Sunday After Church: Public Prayer

After church on Sunday is one of my favorite times to dine out. Usually, Sunday lunch is with church friends, and many others in the restaurant will be enjoying a similar time of food and fellowship.

Of course, as I wrote in an earlier piece, Sunday after church is not always a good time. It can be a less than positive experience for the churchgoers or those around them. On the Sunday discussed here, our fellowship time and dining time took a bit of a serious turn when an old friend asked a theological question. Our friendship goes back decades, and sometimes we enjoy jerking each other’s chain a bit.

Thankfully, this conversation was relatively low-key, and others could not easily hear. That kept this from turning into a situation such as those I wrote about previously concerning Christians’ behavior in public. On the other hand, there was a bit of judgment that it wouldn’t hurt to discuss.

Church services that day included a segment our pastors refer to as “open church.” That is a time when congregants may share a story or a bit of their testimony to address a matter of interest in a spiritual or biblical sense. On this Sunday, the pastor asked people to share something inspiring they had experienced or knew about during the February freeze debacle in Texas and other parts of the south.

As will sometimes happen, some of the shares were more about the person sharing than what they saw God or the Holy Spirit do during the freeze. Still, some were moving, others were a bit muddled, but, being a tad judgmental, only one or two were overly self-serving. It was the somewhat self-serving shares that caught my friend’s attention.

He felt the sharing fell into the same area of Christian behavior as public prayer. As I have a seminary degree and have spoken on various matters, including public prayer, he wanted my opinion on the sharing.

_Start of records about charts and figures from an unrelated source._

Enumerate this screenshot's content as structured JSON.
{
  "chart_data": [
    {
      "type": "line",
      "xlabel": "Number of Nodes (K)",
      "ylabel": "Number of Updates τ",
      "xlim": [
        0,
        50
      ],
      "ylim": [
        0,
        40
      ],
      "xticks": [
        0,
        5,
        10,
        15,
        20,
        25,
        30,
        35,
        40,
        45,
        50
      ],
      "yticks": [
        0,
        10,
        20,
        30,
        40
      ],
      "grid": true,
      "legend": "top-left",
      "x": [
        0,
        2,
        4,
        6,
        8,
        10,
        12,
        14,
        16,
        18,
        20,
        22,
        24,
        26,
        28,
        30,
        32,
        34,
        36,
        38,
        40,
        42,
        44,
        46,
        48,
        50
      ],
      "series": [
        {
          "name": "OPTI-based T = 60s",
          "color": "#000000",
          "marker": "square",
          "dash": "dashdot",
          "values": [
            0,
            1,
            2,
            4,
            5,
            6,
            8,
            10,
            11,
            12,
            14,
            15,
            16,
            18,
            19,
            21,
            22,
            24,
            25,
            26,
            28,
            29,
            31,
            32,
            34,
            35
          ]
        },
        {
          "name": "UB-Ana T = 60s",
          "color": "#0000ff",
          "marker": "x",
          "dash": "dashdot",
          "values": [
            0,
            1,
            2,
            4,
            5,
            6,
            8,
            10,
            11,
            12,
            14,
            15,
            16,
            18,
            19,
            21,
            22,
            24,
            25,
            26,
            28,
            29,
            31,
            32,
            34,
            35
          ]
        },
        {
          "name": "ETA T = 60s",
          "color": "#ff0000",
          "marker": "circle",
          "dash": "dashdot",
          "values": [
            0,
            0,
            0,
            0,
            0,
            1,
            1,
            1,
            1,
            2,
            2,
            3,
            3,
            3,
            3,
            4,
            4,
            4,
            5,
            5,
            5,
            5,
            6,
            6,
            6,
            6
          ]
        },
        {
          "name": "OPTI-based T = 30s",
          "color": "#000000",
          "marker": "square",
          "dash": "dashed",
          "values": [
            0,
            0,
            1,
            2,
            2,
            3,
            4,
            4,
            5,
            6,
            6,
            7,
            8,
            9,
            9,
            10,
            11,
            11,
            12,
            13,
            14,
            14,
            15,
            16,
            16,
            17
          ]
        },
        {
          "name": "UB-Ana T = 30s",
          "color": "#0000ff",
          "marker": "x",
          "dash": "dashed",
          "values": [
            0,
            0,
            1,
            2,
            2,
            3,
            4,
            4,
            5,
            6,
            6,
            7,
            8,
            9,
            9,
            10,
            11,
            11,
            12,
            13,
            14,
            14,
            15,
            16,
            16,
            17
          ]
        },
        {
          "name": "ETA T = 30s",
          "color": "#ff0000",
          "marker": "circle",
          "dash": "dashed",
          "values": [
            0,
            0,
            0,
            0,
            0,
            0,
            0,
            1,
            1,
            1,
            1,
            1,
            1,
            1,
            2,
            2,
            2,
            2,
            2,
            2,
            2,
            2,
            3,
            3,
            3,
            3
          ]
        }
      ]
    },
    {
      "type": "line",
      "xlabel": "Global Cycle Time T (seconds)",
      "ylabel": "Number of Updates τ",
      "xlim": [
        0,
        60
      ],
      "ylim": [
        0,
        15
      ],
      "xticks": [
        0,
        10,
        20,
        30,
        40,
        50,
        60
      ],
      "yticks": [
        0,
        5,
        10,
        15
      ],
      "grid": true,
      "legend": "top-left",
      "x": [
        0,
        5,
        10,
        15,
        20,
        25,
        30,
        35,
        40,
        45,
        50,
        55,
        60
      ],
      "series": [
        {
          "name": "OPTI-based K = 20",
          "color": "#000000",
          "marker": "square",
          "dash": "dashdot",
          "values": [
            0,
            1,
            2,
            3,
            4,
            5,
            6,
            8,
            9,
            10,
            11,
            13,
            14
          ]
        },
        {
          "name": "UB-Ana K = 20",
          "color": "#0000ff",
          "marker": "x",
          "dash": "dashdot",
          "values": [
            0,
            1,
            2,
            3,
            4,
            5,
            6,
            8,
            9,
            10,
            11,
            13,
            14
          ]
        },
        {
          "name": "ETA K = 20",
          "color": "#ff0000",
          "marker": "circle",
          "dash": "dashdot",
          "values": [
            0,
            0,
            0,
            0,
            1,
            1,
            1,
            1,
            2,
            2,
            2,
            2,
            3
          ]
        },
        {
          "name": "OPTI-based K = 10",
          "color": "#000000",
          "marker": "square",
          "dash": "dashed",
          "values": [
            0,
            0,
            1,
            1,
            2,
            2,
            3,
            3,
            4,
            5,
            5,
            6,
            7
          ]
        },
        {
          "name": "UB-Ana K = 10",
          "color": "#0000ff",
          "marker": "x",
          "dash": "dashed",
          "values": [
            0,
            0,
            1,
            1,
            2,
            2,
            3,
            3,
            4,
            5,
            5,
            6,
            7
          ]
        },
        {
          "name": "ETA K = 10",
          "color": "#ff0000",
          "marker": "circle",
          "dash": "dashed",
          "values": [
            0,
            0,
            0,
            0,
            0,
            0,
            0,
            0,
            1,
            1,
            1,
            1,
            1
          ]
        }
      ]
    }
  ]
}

To this moment, I do not know, nor do I care, if he was attempting to get under my skin a bit or check my consistency. Either way, the question was legitimate. In the opinion of many, the Bible clearly teaches that public prayer can be undertaken for the wrong reasons. Pharisees and others stood on street corners to pray publicly for less than honorable reasons.

The rich young ruler might be another example of being full of oneself. He seemed to believe his actions made him worthy of salvation, as he kept all the commandments. The way he handled his meeting with Jesus was likely because his claims were a bit hollow.

I believe my friend was right in thinking some of the shares were a bit Phariseetical in nature. On the other hand, he implied that my position on not making a habit of praying in public might be cut from the same cloth. While that is a possibility, I certainly hope that is not the case.

I do not routinely pray, openly at least, in public. On the other hand, I will happily pray in public if it seems appropriate or if someone asks me to do so. Also, I am touched when I see a family bow their heads in prayer over a meal in a restaurant. While I do not know the motivation of the person leading such prayer, I will assume he or she is doing so out of conviction. On the other hand, I realize a percentage of those bowing their heads may be doing so for less than noble reasons.

The bottom line is this. If you bow your head in prayer in public, do it for the right reasons. Do not do it to make yourself look faithful or religious. If you are a follower of Christ, you do not need to pray publicly to prove it. Your life, demeanor, how you handle yourself, and how the rest of your family acts say more about you than a prayer over a burger and fries or patting yourself on the back publicly for something you did during a crisis.